On 5/15/14, 1:15 AM, Terry Dooher wrote:
> That's so much clearer now and sounds like something I can definitely use.
> As I understand it, the downside is that the server will reveal path components
> and filenames within restricted areas during log operations?
Don't think you quite understand yet. If Subversion is revealing path
compontents/filenames within restricted areas during log then it can be
revealing file contents (by way of the REPORT method and bulk updates).
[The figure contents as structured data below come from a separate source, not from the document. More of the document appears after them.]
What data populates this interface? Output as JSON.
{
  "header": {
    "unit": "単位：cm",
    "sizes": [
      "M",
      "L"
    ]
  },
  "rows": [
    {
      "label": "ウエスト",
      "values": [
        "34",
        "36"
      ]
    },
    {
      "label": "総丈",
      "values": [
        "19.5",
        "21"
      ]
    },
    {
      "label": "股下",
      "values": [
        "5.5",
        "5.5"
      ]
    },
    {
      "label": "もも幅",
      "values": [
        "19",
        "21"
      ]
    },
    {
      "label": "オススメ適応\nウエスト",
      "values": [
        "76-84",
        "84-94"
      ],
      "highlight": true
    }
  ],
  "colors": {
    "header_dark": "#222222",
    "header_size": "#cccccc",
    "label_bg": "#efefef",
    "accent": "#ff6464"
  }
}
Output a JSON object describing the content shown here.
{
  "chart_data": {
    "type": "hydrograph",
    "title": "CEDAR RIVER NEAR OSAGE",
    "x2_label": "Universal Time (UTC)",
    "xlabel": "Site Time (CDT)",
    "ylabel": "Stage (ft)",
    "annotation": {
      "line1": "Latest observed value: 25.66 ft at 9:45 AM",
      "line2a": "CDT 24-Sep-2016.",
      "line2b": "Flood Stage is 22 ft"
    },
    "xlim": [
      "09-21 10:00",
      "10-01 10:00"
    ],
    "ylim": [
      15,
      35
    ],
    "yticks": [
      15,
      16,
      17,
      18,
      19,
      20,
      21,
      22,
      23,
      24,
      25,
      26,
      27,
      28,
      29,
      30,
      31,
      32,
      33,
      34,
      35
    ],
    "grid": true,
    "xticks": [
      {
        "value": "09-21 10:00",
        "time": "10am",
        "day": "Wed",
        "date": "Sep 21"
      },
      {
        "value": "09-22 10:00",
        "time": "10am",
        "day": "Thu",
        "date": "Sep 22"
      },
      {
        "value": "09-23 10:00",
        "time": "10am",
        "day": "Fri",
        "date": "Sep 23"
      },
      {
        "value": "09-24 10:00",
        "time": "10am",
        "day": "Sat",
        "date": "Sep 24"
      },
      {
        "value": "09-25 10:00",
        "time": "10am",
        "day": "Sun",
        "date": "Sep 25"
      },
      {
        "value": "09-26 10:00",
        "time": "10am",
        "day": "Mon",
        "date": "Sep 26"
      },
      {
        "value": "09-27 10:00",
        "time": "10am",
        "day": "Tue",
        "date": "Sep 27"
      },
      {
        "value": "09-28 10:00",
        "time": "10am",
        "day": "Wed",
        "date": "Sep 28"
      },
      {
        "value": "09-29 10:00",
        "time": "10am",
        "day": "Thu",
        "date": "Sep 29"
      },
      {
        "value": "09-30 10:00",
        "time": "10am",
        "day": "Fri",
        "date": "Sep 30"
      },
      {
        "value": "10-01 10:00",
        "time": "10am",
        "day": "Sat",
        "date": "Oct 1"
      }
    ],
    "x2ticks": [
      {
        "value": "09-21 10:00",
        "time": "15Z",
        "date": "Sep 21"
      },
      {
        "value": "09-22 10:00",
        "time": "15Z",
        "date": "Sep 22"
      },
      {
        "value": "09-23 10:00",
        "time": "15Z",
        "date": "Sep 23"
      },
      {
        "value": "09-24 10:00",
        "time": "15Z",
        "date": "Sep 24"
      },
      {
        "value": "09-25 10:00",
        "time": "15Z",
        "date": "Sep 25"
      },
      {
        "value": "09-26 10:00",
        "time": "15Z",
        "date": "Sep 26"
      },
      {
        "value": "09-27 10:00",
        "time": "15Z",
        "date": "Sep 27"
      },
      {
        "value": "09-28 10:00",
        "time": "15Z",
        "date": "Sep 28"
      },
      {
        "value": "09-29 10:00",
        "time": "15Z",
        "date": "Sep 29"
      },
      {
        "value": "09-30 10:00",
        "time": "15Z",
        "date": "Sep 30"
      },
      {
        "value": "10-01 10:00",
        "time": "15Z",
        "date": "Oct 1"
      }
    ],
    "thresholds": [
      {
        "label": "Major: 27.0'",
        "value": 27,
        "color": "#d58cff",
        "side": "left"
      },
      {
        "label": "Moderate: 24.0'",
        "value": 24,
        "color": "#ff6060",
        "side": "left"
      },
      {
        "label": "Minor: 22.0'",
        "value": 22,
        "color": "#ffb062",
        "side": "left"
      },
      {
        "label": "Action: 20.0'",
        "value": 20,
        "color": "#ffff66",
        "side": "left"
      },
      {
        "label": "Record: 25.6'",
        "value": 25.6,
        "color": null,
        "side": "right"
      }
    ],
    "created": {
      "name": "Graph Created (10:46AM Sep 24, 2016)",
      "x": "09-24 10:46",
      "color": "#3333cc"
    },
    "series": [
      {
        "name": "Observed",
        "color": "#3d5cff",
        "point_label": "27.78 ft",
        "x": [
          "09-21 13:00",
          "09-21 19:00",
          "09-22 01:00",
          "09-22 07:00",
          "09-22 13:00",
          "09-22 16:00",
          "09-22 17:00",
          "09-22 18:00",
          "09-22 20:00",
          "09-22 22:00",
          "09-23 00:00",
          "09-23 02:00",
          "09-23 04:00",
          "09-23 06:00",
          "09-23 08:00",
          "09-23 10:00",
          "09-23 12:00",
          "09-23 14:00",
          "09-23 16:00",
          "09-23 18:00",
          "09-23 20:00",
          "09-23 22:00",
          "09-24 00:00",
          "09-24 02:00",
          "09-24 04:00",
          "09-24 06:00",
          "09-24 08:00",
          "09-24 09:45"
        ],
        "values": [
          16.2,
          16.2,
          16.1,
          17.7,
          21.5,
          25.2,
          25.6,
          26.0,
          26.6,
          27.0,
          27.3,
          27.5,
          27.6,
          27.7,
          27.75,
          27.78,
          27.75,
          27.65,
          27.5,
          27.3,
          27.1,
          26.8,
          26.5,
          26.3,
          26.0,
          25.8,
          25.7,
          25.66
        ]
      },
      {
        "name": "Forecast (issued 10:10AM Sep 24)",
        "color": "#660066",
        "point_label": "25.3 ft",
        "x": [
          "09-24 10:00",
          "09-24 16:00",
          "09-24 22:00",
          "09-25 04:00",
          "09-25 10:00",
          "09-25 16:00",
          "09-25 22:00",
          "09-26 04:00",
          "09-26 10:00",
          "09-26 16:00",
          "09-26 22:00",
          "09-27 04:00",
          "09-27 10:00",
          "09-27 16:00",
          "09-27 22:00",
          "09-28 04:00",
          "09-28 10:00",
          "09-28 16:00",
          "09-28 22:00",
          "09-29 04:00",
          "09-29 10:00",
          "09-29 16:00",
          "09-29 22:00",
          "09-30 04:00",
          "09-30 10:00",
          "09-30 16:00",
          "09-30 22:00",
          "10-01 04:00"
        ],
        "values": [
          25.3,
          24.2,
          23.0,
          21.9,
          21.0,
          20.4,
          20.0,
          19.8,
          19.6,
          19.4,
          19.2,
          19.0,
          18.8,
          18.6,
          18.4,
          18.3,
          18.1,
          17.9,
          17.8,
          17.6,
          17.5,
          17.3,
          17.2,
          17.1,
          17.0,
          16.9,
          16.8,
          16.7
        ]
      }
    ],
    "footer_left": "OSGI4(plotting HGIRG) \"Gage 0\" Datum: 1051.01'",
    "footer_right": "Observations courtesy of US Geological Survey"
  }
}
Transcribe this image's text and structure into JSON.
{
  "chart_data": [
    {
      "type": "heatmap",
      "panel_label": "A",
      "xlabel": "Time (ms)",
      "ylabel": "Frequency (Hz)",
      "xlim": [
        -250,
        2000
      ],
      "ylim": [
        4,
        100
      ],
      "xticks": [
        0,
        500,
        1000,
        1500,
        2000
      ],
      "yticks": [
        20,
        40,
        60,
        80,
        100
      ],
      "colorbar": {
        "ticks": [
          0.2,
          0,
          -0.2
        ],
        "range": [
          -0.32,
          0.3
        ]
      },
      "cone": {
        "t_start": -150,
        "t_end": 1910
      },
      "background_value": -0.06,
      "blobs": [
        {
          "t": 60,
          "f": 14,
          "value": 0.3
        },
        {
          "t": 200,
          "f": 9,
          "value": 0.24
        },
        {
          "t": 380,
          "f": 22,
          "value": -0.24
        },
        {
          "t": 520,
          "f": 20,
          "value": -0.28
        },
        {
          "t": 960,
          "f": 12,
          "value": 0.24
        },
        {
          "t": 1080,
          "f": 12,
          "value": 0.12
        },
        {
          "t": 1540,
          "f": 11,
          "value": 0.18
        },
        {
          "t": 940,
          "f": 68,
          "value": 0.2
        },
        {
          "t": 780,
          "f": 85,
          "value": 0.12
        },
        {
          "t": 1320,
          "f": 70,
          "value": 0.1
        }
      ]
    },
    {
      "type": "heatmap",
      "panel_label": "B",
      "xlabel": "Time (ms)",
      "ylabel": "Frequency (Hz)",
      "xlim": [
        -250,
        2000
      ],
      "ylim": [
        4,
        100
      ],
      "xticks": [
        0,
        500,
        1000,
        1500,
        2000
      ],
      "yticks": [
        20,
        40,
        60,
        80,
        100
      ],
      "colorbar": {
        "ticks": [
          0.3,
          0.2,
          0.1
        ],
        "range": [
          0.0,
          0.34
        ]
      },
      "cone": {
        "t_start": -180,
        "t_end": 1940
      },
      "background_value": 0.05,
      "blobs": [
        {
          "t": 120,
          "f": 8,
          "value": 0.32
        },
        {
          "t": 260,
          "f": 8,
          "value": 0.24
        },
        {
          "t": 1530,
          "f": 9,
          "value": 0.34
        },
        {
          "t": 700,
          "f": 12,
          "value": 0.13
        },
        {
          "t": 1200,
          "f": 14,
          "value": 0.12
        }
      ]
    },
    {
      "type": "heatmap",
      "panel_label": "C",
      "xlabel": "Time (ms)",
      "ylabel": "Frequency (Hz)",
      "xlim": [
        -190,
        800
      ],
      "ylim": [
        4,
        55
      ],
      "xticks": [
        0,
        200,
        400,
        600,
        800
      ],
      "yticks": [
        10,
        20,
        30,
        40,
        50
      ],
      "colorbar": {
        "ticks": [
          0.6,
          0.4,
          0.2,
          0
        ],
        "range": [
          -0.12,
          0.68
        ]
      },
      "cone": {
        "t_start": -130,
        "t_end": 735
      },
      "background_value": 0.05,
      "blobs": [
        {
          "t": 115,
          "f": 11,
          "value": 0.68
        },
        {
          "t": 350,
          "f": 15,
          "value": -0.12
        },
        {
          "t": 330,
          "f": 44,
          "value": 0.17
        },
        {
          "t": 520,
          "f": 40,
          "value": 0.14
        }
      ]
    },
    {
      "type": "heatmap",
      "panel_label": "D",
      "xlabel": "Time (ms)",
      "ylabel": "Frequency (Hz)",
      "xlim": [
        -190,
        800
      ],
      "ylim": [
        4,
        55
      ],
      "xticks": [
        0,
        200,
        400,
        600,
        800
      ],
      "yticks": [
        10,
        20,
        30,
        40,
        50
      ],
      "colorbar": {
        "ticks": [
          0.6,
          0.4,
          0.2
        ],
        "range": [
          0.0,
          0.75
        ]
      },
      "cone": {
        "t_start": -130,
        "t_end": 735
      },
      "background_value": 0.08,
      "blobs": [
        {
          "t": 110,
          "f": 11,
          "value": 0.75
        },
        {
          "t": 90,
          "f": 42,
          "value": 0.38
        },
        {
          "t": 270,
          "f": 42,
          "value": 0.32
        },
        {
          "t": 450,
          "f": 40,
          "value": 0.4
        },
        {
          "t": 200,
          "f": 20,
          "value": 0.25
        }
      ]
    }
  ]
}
The short_circuit setting can only break security in this way if and only if
you have some other module than mod_authz_svn that looks at paths to determine
what access to provide. Many modules may have different configurations per
Location, but most don't look at the path like mod_authz_svn does and give
different answers within the same Location for the same request. In fact I'm
not aware of any such module that does this that comes with httpd, so you'd
have to install some 3rd party or custom module to run into this. Meaning for
the vast majority of users if they're using mod_authz_svn they should have
SVNPathAuthz set to short_circuit.
The off setting, should never be used with mod_authz_svn. It's probabbly
possible to configure things such that you only leak file paths, by disabling
bulk updates. But I'm not 100% sure that there isn't an edge case that
wouldn't be missed by that.
For the vast majority of users these rules are true:
Using mod_authz_svn with an AuthzSVNAccessFile set you want SVNPathAuthz set to
short_circuit.
Not using mod_authz_svn, no AuthzSVNAccessFile set, you want SVNPathAuthz set
to off.
The exception is if you use some weird authorization module like I explained above.